Vista parcial do panorama da Pedra da Proa, no alto do Morro do Pai Ricardo, na Floresta da Tijuca (Foto: Custodio Coimbra)

Segundo informação apresentada pela assessoria técnica da Comissão do Cumpra-se da Assembleia Legislativa do Estado do Rio de Janeiro (Alerj), que é presidida pelo deputado Carlos Minc (PSB), durante audiência pública realizada nesta segunda-feira (12/04), em parceria com a Frente Parlamentar Ambiental da Casa, o Rio de Janeiro vai ser o último estado do país a ter legislação estadual sobre gestão de unidades de conservação, juntamente com o Mato Grosso do Sul.

Na reunião, foi discutido o projeto de lei 2.455/20, de autoria de Minc, que prevê a criação do Sistema Estadual de Unidades de Conservação. Para o parlamentar, a lei federal que criou o Sistema Nacional de Unidades de Conservação (SNUC) – Lei 9985/2000 – não dá conta da realidade socioambiental dos estados.

Nós temos a legislação federal, mas vários estados fizeram leis adequando e ampliando leis de financiamento e fiscalização. No Estado do Rio, temos características específicas, como a questão dos guarda parques e dos convênios com municípios”, disse.

De acordo com a análise técnica da Comissão, todos os outros estados já têm um Sistema Estadual de Unidades de Conservação (SEUC), alguns antes mesmo da criação do Sistema Nacional de Unidades de Conservação (SNUC). Esse estudo aborda o que é preciso para fazer uma legislação adequada ao Rio de Janeiro – o documento tem 63 artigos, divididos em sete capítulos.
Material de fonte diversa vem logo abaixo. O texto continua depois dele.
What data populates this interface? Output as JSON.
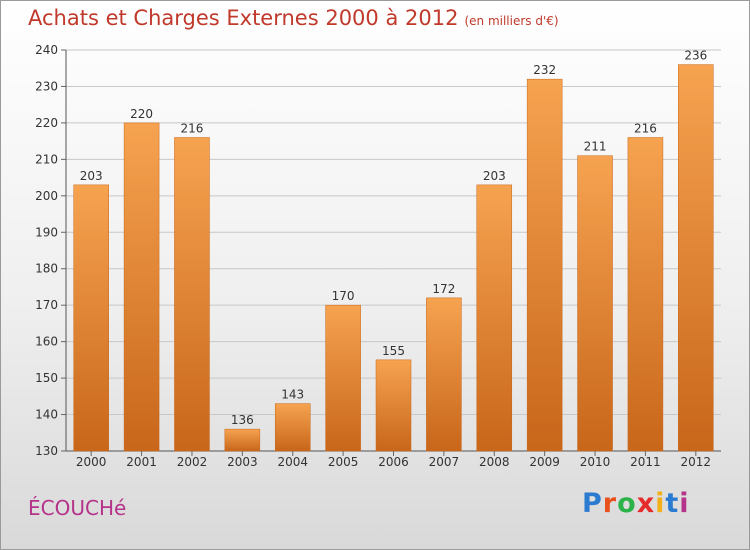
{
  "header": {
    "title": "Achats et Charges Externes 2000 à 2012",
    "subtitle": "(en milliers d'€)"
  },
  "footer": {
    "commune": "ÉCOUCHé",
    "logo_letters": [
      "P",
      "r",
      "o",
      "x",
      "i",
      "t",
      "i"
    ],
    "logo_colors": [
      "#2b7bd1",
      "#e8501c",
      "#2bb34a",
      "#e62b2b",
      "#f2b11b",
      "#2b7bd1",
      "#b5338a"
    ]
  },
  "chart_data": {
    "type": "bar",
    "categories": [
      "2000",
      "2001",
      "2002",
      "2003",
      "2004",
      "2005",
      "2006",
      "2007",
      "2008",
      "2009",
      "2010",
      "2011",
      "2012"
    ],
    "values": [
      203,
      220,
      216,
      136,
      143,
      170,
      155,
      172,
      203,
      232,
      211,
      216,
      236
    ],
    "ylim": [
      130,
      240
    ],
    "yticks": [
      130,
      140,
      150,
      160,
      170,
      180,
      190,
      200,
      210,
      220,
      230,
      240
    ],
    "grid": true,
    "bar_color_top": "#f6a350",
    "bar_color_bottom": "#c8661a"
  }
}
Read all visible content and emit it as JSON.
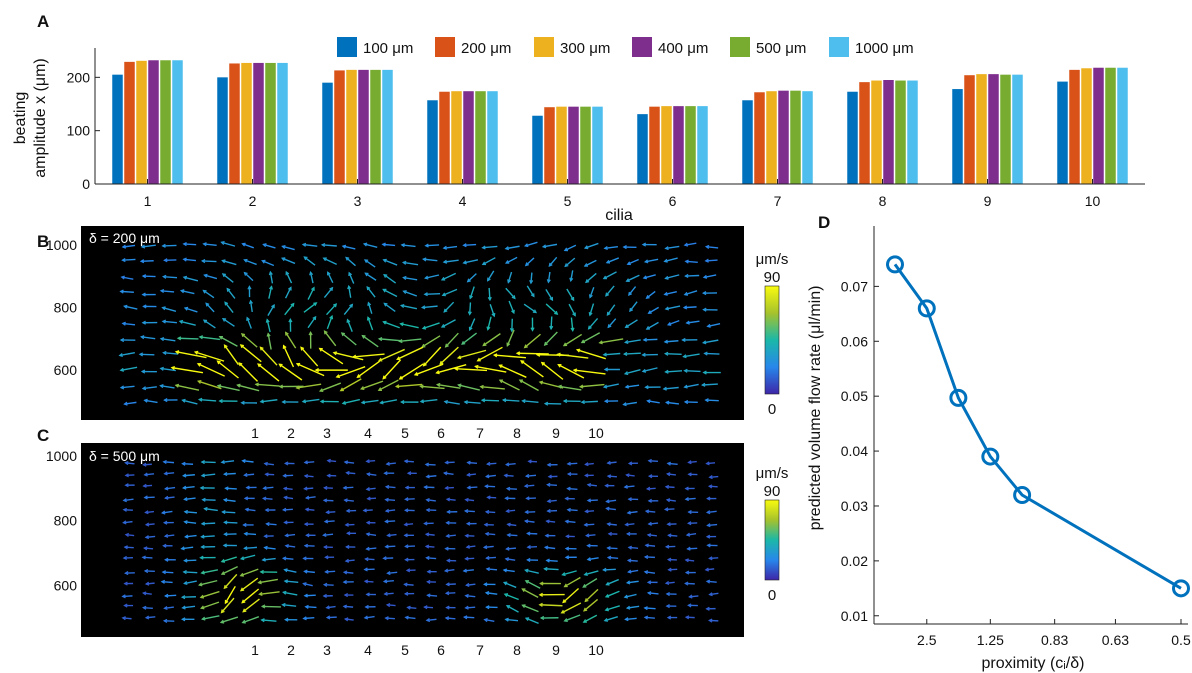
{
  "chart_data": [
    {
      "panel": "A",
      "type": "bar",
      "xlabel": "cilia",
      "ylabel": "beating amplitude x (μm)",
      "ylabel_lines": [
        "beating",
        "amplitude x (μm)"
      ],
      "categories": [
        "1",
        "2",
        "3",
        "4",
        "5",
        "6",
        "7",
        "8",
        "9",
        "10"
      ],
      "yticks": [
        0,
        100,
        200
      ],
      "ylim": [
        0,
        255
      ],
      "legend_position": "top-center",
      "series": [
        {
          "name": "100 μm",
          "color": "#0072BD",
          "values": [
            205,
            200,
            190,
            157,
            128,
            131,
            157,
            173,
            178,
            192
          ]
        },
        {
          "name": "200 μm",
          "color": "#D95319",
          "values": [
            229,
            226,
            213,
            173,
            144,
            145,
            172,
            191,
            204,
            214
          ]
        },
        {
          "name": "300 μm",
          "color": "#EDB120",
          "values": [
            231,
            227,
            214,
            174,
            145,
            146,
            174,
            194,
            206,
            217
          ]
        },
        {
          "name": "400 μm",
          "color": "#7E2F8E",
          "values": [
            232,
            227,
            214,
            174,
            145,
            146,
            175,
            195,
            206,
            218
          ]
        },
        {
          "name": "500 μm",
          "color": "#77AC30",
          "values": [
            232,
            227,
            214,
            174,
            145,
            146,
            175,
            194,
            205,
            218
          ]
        },
        {
          "name": "1000 μm",
          "color": "#4DBEEE",
          "values": [
            232,
            227,
            214,
            174,
            145,
            146,
            174,
            194,
            205,
            218
          ]
        }
      ]
    },
    {
      "panel": "B",
      "type": "quiver",
      "annotation": "δ = 200 μm",
      "yticks": [
        600,
        800,
        1000
      ],
      "ylim": [
        440,
        1060
      ],
      "xtick_labels": [
        "1",
        "2",
        "3",
        "4",
        "5",
        "6",
        "7",
        "8",
        "9",
        "10"
      ],
      "colorbar": {
        "unit": "μm/s",
        "max": 90,
        "min": 0
      }
    },
    {
      "panel": "C",
      "type": "quiver",
      "annotation": "δ = 500 μm",
      "yticks": [
        600,
        800,
        1000
      ],
      "ylim": [
        440,
        1040
      ],
      "xtick_labels": [
        "1",
        "2",
        "3",
        "4",
        "5",
        "6",
        "7",
        "8",
        "9",
        "10"
      ],
      "colorbar": {
        "unit": "μm/s",
        "max": 90,
        "min": 0
      }
    },
    {
      "panel": "D",
      "type": "line",
      "xlabel": "proximity (cᵢ/δ)",
      "ylabel": "predicted volume flow rate (μl/min)",
      "x_tick_labels": [
        "2.5",
        "1.25",
        "0.83",
        "0.63",
        "0.5"
      ],
      "yticks": [
        0.01,
        0.02,
        0.03,
        0.04,
        0.05,
        0.06,
        0.07
      ],
      "ylim": [
        0.0085,
        0.081
      ],
      "color": "#0072BD",
      "x": [
        5,
        2.5,
        1.67,
        1.25,
        1,
        0.5
      ],
      "y": [
        0.074,
        0.066,
        0.0497,
        0.039,
        0.032,
        0.015
      ]
    }
  ]
}
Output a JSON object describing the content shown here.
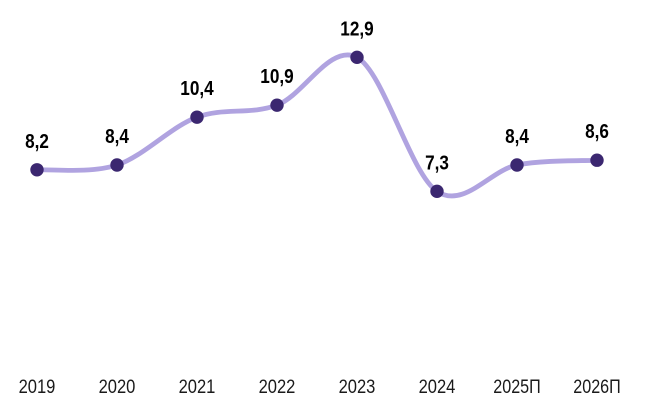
{
  "chart_data": {
    "type": "line",
    "title": "",
    "subtitle": "",
    "xlabel": "",
    "ylabel": "",
    "categories": [
      "2019",
      "2020",
      "2021",
      "2022",
      "2023",
      "2024",
      "2025П",
      "2026П"
    ],
    "values": [
      8.2,
      8.4,
      10.4,
      10.9,
      12.9,
      7.3,
      8.4,
      8.6
    ],
    "point_labels": [
      "8,2",
      "8,4",
      "10,4",
      "10,9",
      "12,9",
      "7,3",
      "8,4",
      "8,6"
    ],
    "ylim": [
      5.6,
      14.0
    ],
    "grid": false,
    "legend": "none",
    "axes_visible": false,
    "smooth": true,
    "style": {
      "line_color": "#b0a3e0",
      "marker_color": "#3b2770",
      "data_label_color": "#000000",
      "axis_label_color": "#1a1a1a",
      "background": "#ffffff"
    }
  }
}
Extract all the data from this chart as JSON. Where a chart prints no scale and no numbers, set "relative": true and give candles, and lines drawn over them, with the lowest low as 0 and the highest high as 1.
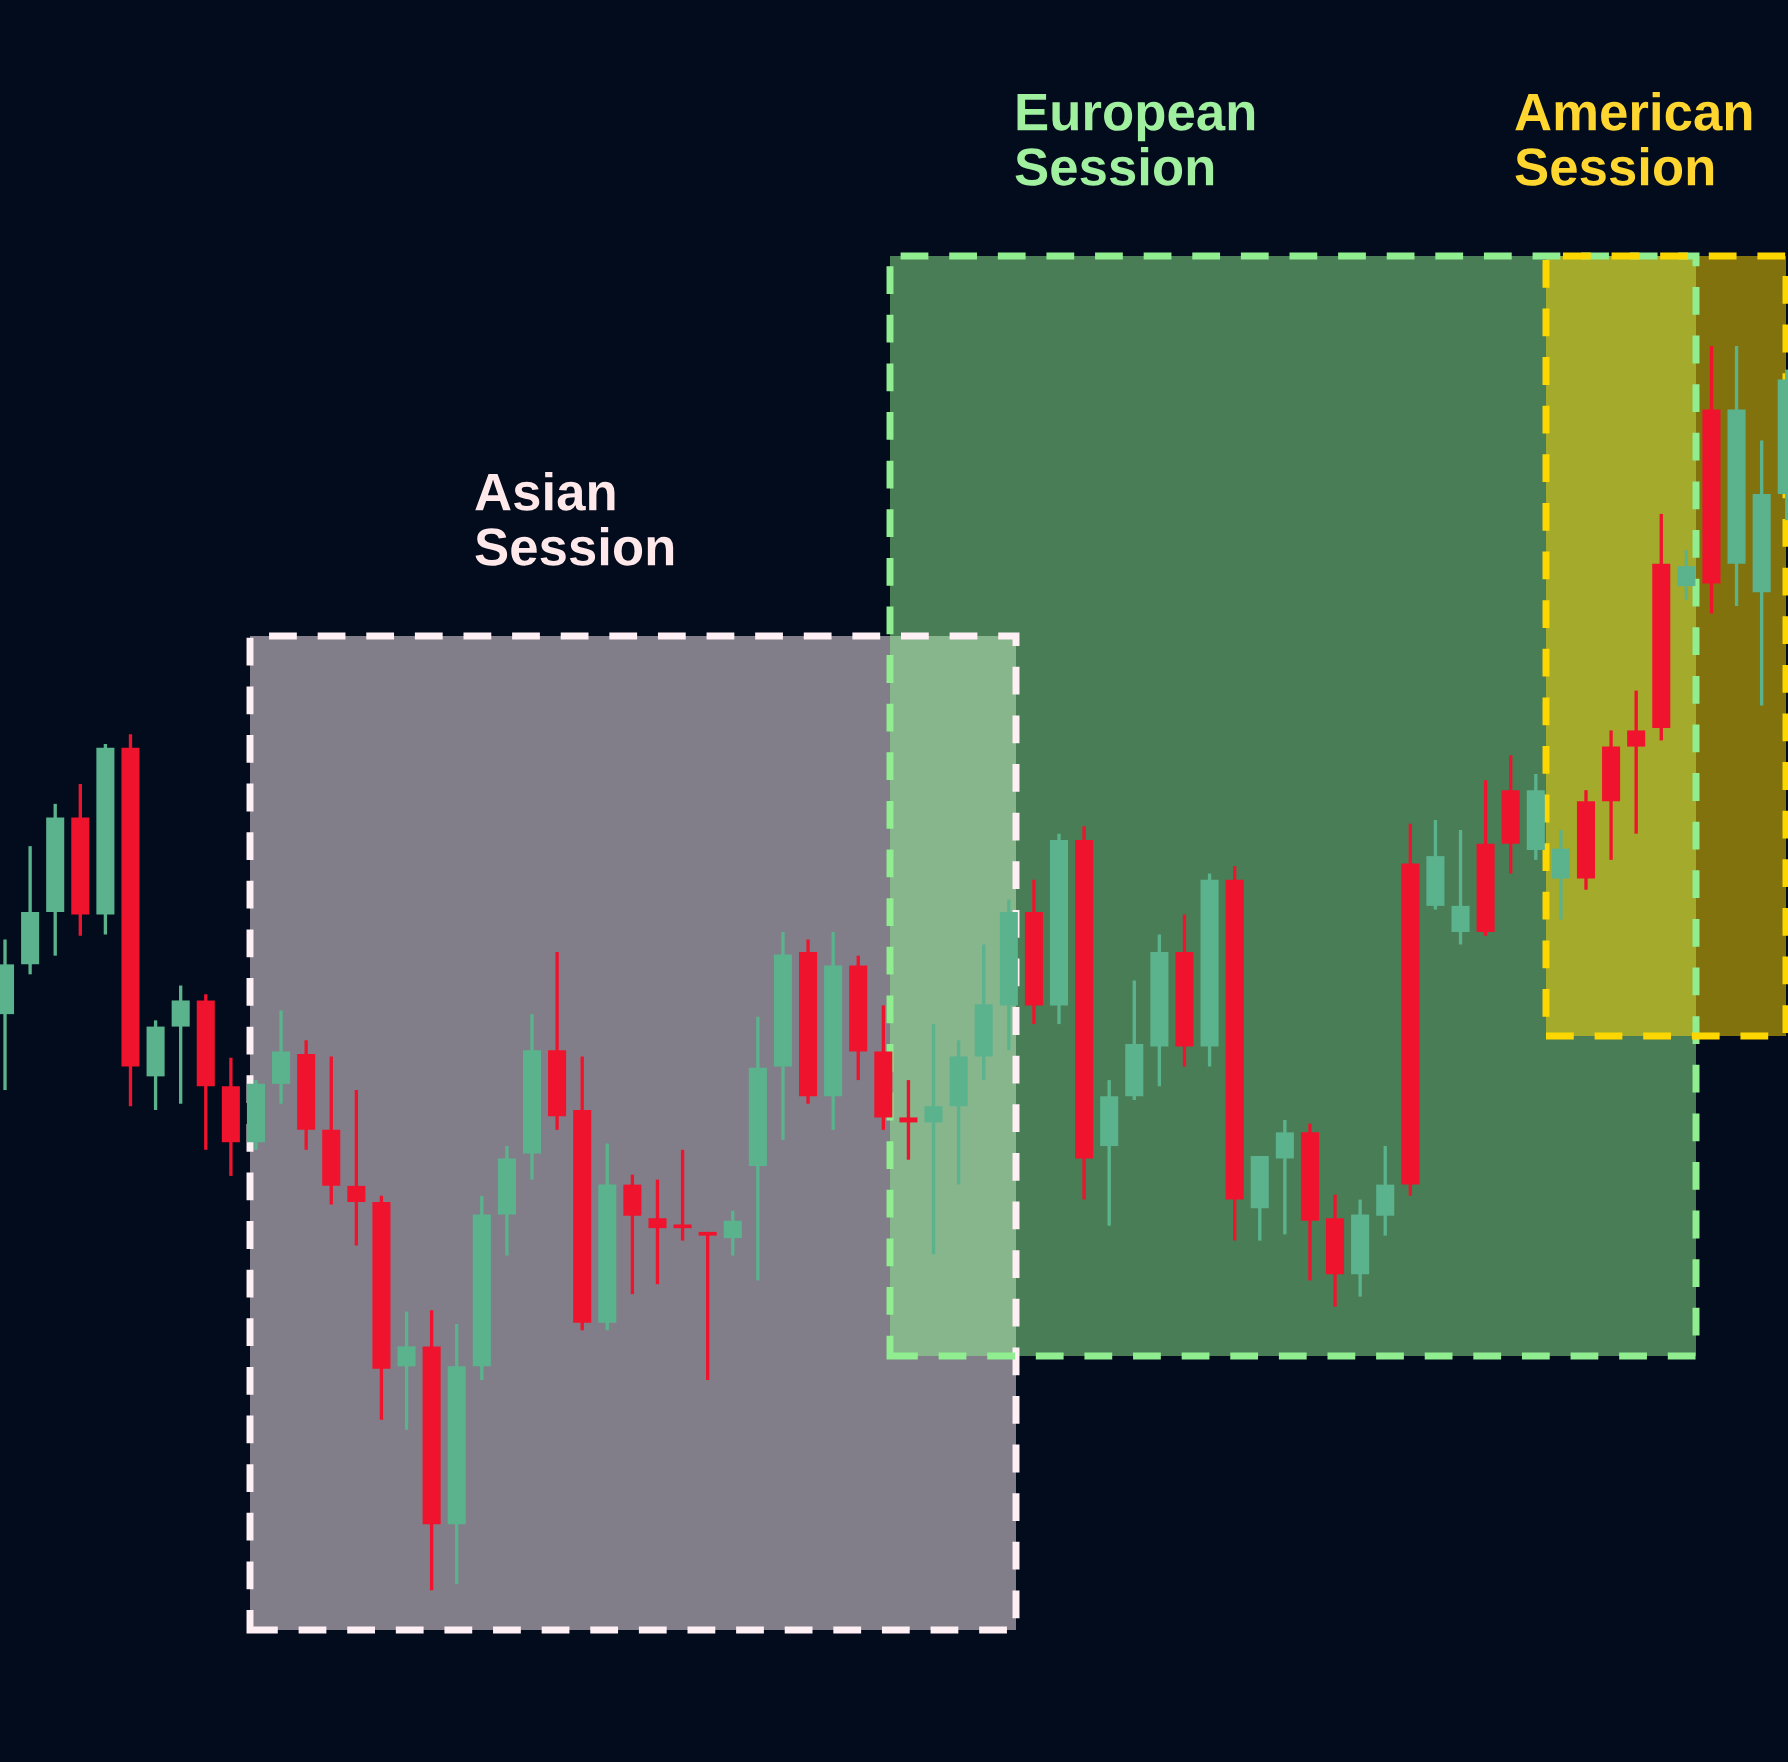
{
  "chart_data": {
    "type": "candlestick",
    "relative": true,
    "categories": [
      null,
      null,
      null,
      null,
      null,
      null,
      null,
      null,
      null,
      null,
      null,
      null,
      null,
      null,
      null,
      null,
      null,
      null,
      null,
      null,
      null,
      null,
      null,
      null,
      null,
      null,
      null,
      null,
      null,
      null,
      null,
      null,
      null,
      null,
      null,
      null,
      null,
      null,
      null,
      null,
      null,
      null,
      null,
      null,
      null,
      null,
      null,
      null,
      null,
      null,
      null,
      null,
      null,
      null,
      null,
      null,
      null,
      null,
      null,
      null,
      null,
      null,
      null,
      null,
      null,
      null,
      null,
      null,
      null,
      null,
      null,
      null
    ],
    "ohlc": [
      [
        0.463,
        0.523,
        0.402,
        0.503
      ],
      [
        0.503,
        0.598,
        0.495,
        0.545
      ],
      [
        0.545,
        0.632,
        0.51,
        0.621
      ],
      [
        0.621,
        0.648,
        0.526,
        0.543
      ],
      [
        0.543,
        0.68,
        0.527,
        0.677
      ],
      [
        0.677,
        0.688,
        0.389,
        0.421
      ],
      [
        0.413,
        0.458,
        0.386,
        0.453
      ],
      [
        0.453,
        0.486,
        0.391,
        0.474
      ],
      [
        0.474,
        0.479,
        0.354,
        0.405
      ],
      [
        0.405,
        0.428,
        0.333,
        0.36
      ],
      [
        0.36,
        0.41,
        0.354,
        0.407
      ],
      [
        0.407,
        0.466,
        0.391,
        0.433
      ],
      [
        0.431,
        0.442,
        0.354,
        0.37
      ],
      [
        0.37,
        0.429,
        0.31,
        0.325
      ],
      [
        0.325,
        0.402,
        0.277,
        0.312
      ],
      [
        0.312,
        0.317,
        0.137,
        0.178
      ],
      [
        0.18,
        0.224,
        0.129,
        0.196
      ],
      [
        0.196,
        0.225,
        0.0,
        0.053
      ],
      [
        0.053,
        0.214,
        0.005,
        0.18
      ],
      [
        0.18,
        0.317,
        0.169,
        0.302
      ],
      [
        0.302,
        0.357,
        0.269,
        0.347
      ],
      [
        0.351,
        0.463,
        0.33,
        0.434
      ],
      [
        0.434,
        0.513,
        0.37,
        0.381
      ],
      [
        0.386,
        0.429,
        0.209,
        0.215
      ],
      [
        0.215,
        0.359,
        0.209,
        0.326
      ],
      [
        0.326,
        0.334,
        0.238,
        0.301
      ],
      [
        0.299,
        0.33,
        0.246,
        0.291
      ],
      [
        0.293,
        0.354,
        0.281,
        0.291
      ],
      [
        0.286,
        0.288,
        0.169,
        0.285
      ],
      [
        0.283,
        0.305,
        0.269,
        0.297
      ],
      [
        0.341,
        0.461,
        0.249,
        0.42
      ],
      [
        0.421,
        0.529,
        0.362,
        0.511
      ],
      [
        0.513,
        0.523,
        0.391,
        0.397
      ],
      [
        0.397,
        0.529,
        0.37,
        0.502
      ],
      [
        0.502,
        0.51,
        0.41,
        0.433
      ],
      [
        0.433,
        0.47,
        0.37,
        0.38
      ],
      [
        0.38,
        0.41,
        0.346,
        0.376
      ],
      [
        0.376,
        0.455,
        0.27,
        0.389
      ],
      [
        0.389,
        0.442,
        0.326,
        0.429
      ],
      [
        0.429,
        0.519,
        0.41,
        0.471
      ],
      [
        0.47,
        0.555,
        0.434,
        0.545
      ],
      [
        0.545,
        0.571,
        0.455,
        0.47
      ],
      [
        0.47,
        0.608,
        0.455,
        0.603
      ],
      [
        0.603,
        0.614,
        0.314,
        0.347
      ],
      [
        0.357,
        0.41,
        0.293,
        0.397
      ],
      [
        0.397,
        0.49,
        0.394,
        0.439
      ],
      [
        0.437,
        0.527,
        0.405,
        0.513
      ],
      [
        0.513,
        0.543,
        0.421,
        0.437
      ],
      [
        0.437,
        0.576,
        0.421,
        0.571
      ],
      [
        0.571,
        0.582,
        0.281,
        0.314
      ],
      [
        0.307,
        0.349,
        0.281,
        0.349
      ],
      [
        0.347,
        0.378,
        0.286,
        0.368
      ],
      [
        0.368,
        0.375,
        0.249,
        0.297
      ],
      [
        0.299,
        0.318,
        0.228,
        0.254
      ],
      [
        0.254,
        0.314,
        0.236,
        0.302
      ],
      [
        0.301,
        0.357,
        0.285,
        0.326
      ],
      [
        0.584,
        0.616,
        0.317,
        0.326
      ],
      [
        0.55,
        0.619,
        0.547,
        0.59
      ],
      [
        0.529,
        0.611,
        0.519,
        0.55
      ],
      [
        0.6,
        0.651,
        0.526,
        0.529
      ],
      [
        0.643,
        0.671,
        0.576,
        0.6
      ],
      [
        0.595,
        0.656,
        0.587,
        0.643
      ],
      [
        0.572,
        0.611,
        0.539,
        0.596
      ],
      [
        0.634,
        0.643,
        0.563,
        0.572
      ],
      [
        0.678,
        0.691,
        0.587,
        0.634
      ],
      [
        0.691,
        0.723,
        0.608,
        0.678
      ],
      [
        0.825,
        0.865,
        0.683,
        0.693
      ],
      [
        0.807,
        0.836,
        0.796,
        0.823
      ],
      [
        0.949,
        1.0,
        0.785,
        0.809
      ],
      [
        0.825,
        1.0,
        0.791,
        0.949
      ],
      [
        0.802,
        0.924,
        0.711,
        0.881
      ],
      [
        0.881,
        0.981,
        0.86,
        0.973
      ]
    ],
    "annotations": [
      "Asian\nSession",
      "European\nSession",
      "American\nSession"
    ]
  }
}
Para o presidente do Instituto Estadual do Ambiente (Inea), Philipe Campello, apesar de tardia, a legislação fluminense será a melhor e a mais completa: “Após várias discussões, o projeto representa um importante avanço na gestão das unidades de conservação do nosso Estado. Por ser o último, tivemos a oportunidade de analisar todas as outras legislações e adequar da melhor forma ao Estado do Rio”.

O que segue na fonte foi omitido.